Ron Wilkinson

When it comes to designing today's new residential, commercial, and institutional properties, building construction is a brand new game. The trends of efficiency, productivity, and technology are stronger than ever before and coming together to produce the building excellence required to compete in today's world economy.

The energy crunch of the 1970s was a wake-up call for Americans accustomed to a never-ending supply of cheap heat and power. Not only did energy prices skyrocket, but there was an increasing awareness of the harmful impact of energy production on the environment, including pollution, global warming, and habitat destruction. Contractors working in insulation, thermo-pane windows, premium doors, and waste heat exchangers enjoyed big increases in sales. Builders with a track record in tight envelope construction had an inside track in getting business.

The computer revolution of the 1980s applied modern technology to building HVAC, mechanical, and electrical systems. The application of electronic digital controls promised to produce a more healthy and productive indoor environment while pinching energy pennies. These controls could accurately and economically provide the required ventilation and temperature control in buildings that no longer offered operable windows. Controls contractors scrambled to represent lines of direct digital control (DDC) equipment or market their own products. Since the 1980s, there have been numerous takeovers, name changes, and shakeouts, but DDC equipment still rules. The newest innovations in DDC in the 90s and post-2000 are interactive graphical control interfaces, DDC-linked preventive maintenance systems, and Web-enabled remote system access.

At this point in time, the combination of tightly sealed walls and electronic-brain HVAC systems promises the best of both worlds: lower energy bills and a healthy, productive work environment. This trend towards increasing complexity in building design is coupled with the trend towards increased awareness of the indoor "built" environment. Many office workers still remember buildings that actually had windows that opened. Where does the fresh air come from now? It comes from a computer-controlled HVAC system that needs to work right 100 percent of the time. If a worker feels sleepy on the job, or smells odd odors in the office from time to time, where is that coming from? Many Americans spend half their lives in conditioned environments and are concerned about the safety and health of those spaces. Today's educated, professional workers are more tuned-in than ever to mold and microorganisms in our indoor environment.

Building green cuts energy expenses and also improves the indoor environment.

The Move To Green Building

The growing concern over workplace health, combined with a heightened concern for the environment, has led to the formation of the U.S. Green Building Council and the Leadership in Energy and Environmental Design (LEED) program. The LEED program limits the impact of the building on the local environment during construction and also limits the energy costs of the building while producing a healthy workspace. The result? A building that is certified to help, rather than hurt, the places we live. Is this important to today's corporations? You bet it is! It is rapidly becoming the best method available of creating a favorable impression with both customers and employees alike.

Socially Responsible Investors (SRIs) make up a large part of the contemporary investing and consuming markets. The SRI group is made up of educated, high earnings professionals who have substantial disposable income, live healthy lifestyles, and spend more than their share of time engaged in outdoor pursuits.

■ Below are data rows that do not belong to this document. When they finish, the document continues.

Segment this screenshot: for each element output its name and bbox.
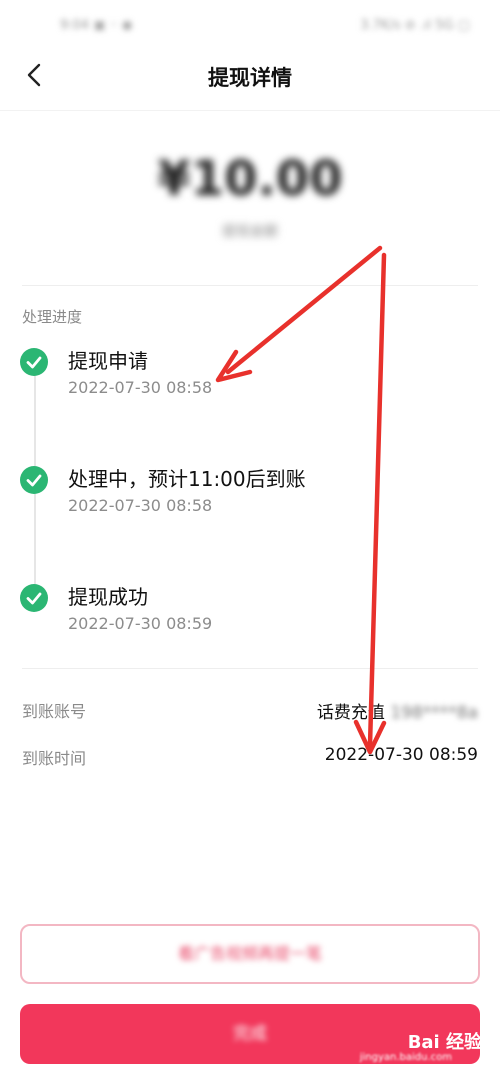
progress-step-apply: 提现申请 2022-07-30 08:58 bbox=[20, 348, 480, 408]
step-time: 2022-07-30 08:58 bbox=[68, 378, 213, 397]
account-label: 到账账号 bbox=[22, 702, 87, 721]
amount-subtitle: 提现金额 bbox=[222, 224, 278, 240]
account-row: 到账账号 话费充值 198****8a bbox=[22, 698, 478, 728]
status-bar-indicators: 3.7K/s ⊘ .ıl 5G ▢ bbox=[360, 18, 470, 33]
arrival-time-value: 2022-07-30 08:59 bbox=[324, 745, 478, 765]
step-title: 处理中，预计11:00后到账 bbox=[68, 467, 306, 491]
arrival-time-label: 到账时间 bbox=[22, 749, 87, 768]
page-title: 提现详情 bbox=[208, 66, 292, 90]
arrival-time-row: 到账时间 2022-07-30 08:59 bbox=[22, 745, 478, 775]
progress-label: 处理进度 bbox=[22, 308, 83, 326]
step-time: 2022-07-30 08:59 bbox=[68, 614, 213, 633]
step-time: 2022-07-30 08:58 bbox=[68, 496, 213, 515]
watch-ad-withdraw-button[interactable]: 看广告视频再提一笔 bbox=[20, 924, 480, 984]
status-bar: 9:04 ▣ ◦ ◉ 3.7K/s ⊘ .ıl 5G ▢ bbox=[0, 0, 500, 50]
amount-value: ¥10.00 bbox=[157, 151, 343, 207]
check-circle-icon bbox=[20, 584, 48, 612]
check-circle-icon bbox=[20, 466, 48, 494]
progress-step-processing: 处理中，预计11:00后到账 2022-07-30 08:58 bbox=[20, 466, 480, 526]
watch-ad-withdraw-label: 看广告视频再提一笔 bbox=[177, 944, 322, 963]
step-title: 提现申请 bbox=[68, 349, 148, 373]
amount-section: ¥10.00 提现金额 bbox=[0, 110, 500, 285]
account-value: 话费充值 198****8a bbox=[317, 698, 478, 723]
progress-step-success: 提现成功 2022-07-30 08:59 bbox=[20, 584, 480, 644]
account-masked: 198****8a bbox=[390, 703, 478, 723]
baidu-jingyan-watermark: Bai 经验 bbox=[407, 1032, 482, 1053]
status-bar-time: 9:04 ▣ ◦ ◉ bbox=[60, 18, 133, 33]
nav-bar: 提现详情 bbox=[0, 50, 500, 100]
check-circle-icon bbox=[20, 348, 48, 376]
account-type: 话费充值 bbox=[316, 703, 385, 723]
step-title: 提现成功 bbox=[68, 585, 148, 609]
divider bbox=[22, 668, 478, 669]
watermark-url: jingyan.baidu.com bbox=[359, 1052, 452, 1063]
divider bbox=[22, 285, 478, 286]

In addition, they are well read on the science and politics of environmental problems such as global warming, ozone depletion, acid rain, and air pollution, all of which are stated targets to be minimized through LEED-style green construction.

Today's tuned-in SRI workers have seen and read the stories about mold and sick building syndrome (SBS) and will not work in an unhealthy building. Indeed, would anyone imagine a person working out in the gym, taking vitamins, eating low-fat organic foods, and then going to work in a building with mold growing where condensed water is running off unit ventilators? These employees are today's high performers; they are smart, ambitious, and upwardly mobile, but they will not be the sacrificial canaries to a malfunctioning HVAC system. A good quality assurance process is required during construction. An example of such a quality process is termed "commissioning" and is required by the LEED program.

In addition to a commissioned indoor environment, SRIs demand a building that protects the outdoors that they cherish. If a kayaking enthusiast is being courted by two companies and one firm works in a LEED certified building that protects the environment and the other is located in an industrial park next to a polluted creek, which firm is the SRI going to choose? The best employees are absolutely essential to the best bottom line and corporations with their finger on the pulse are seeing that green construction is the best way to make an immediate impact on these sought-after people.

Finally, if a member of the SRI group goes shopping, where are they likely to shop? Will they shop in a LEED certified building or one in an ordinary shopping mall? Remember, these are the same people that spend 50 percent more on organic food because they want to avoid pollution and chemicals. Nestle, Ford, Honda, Toyota, and Herman Miller, among dozens of others, are investing in green construction with LEED certified and commissioned office buildings and assembly plants. And they are not just building LEED certified buildings, but LEED Gold certified buildings, the highest rating possible. These world leaders are betting big on green and the early returns show they are winning.

The exploding popularity of the LEED green building program proves that today's environmentally aware workforce can have their cake and eat it too. They can have a building that minimizes the negative impacts of its construction and operation, and they can also have a work space that is confirmed healthy through the commissioning quality assurance process (a mandatory part of LEED).

For builders and contractors, offering buildings that attract and retain the best employees and customers while minimizing energy costs sounds like a deal that is a pleasure to sell. The green construction assures notice from the SRIs and the reduced energy bills translate into higher building value. Finally, superb indoor environmental quality through commissioning quality assurance retains the best employees while keeping the energy bills low. Green construction works for contractors, owners, and occupants alike.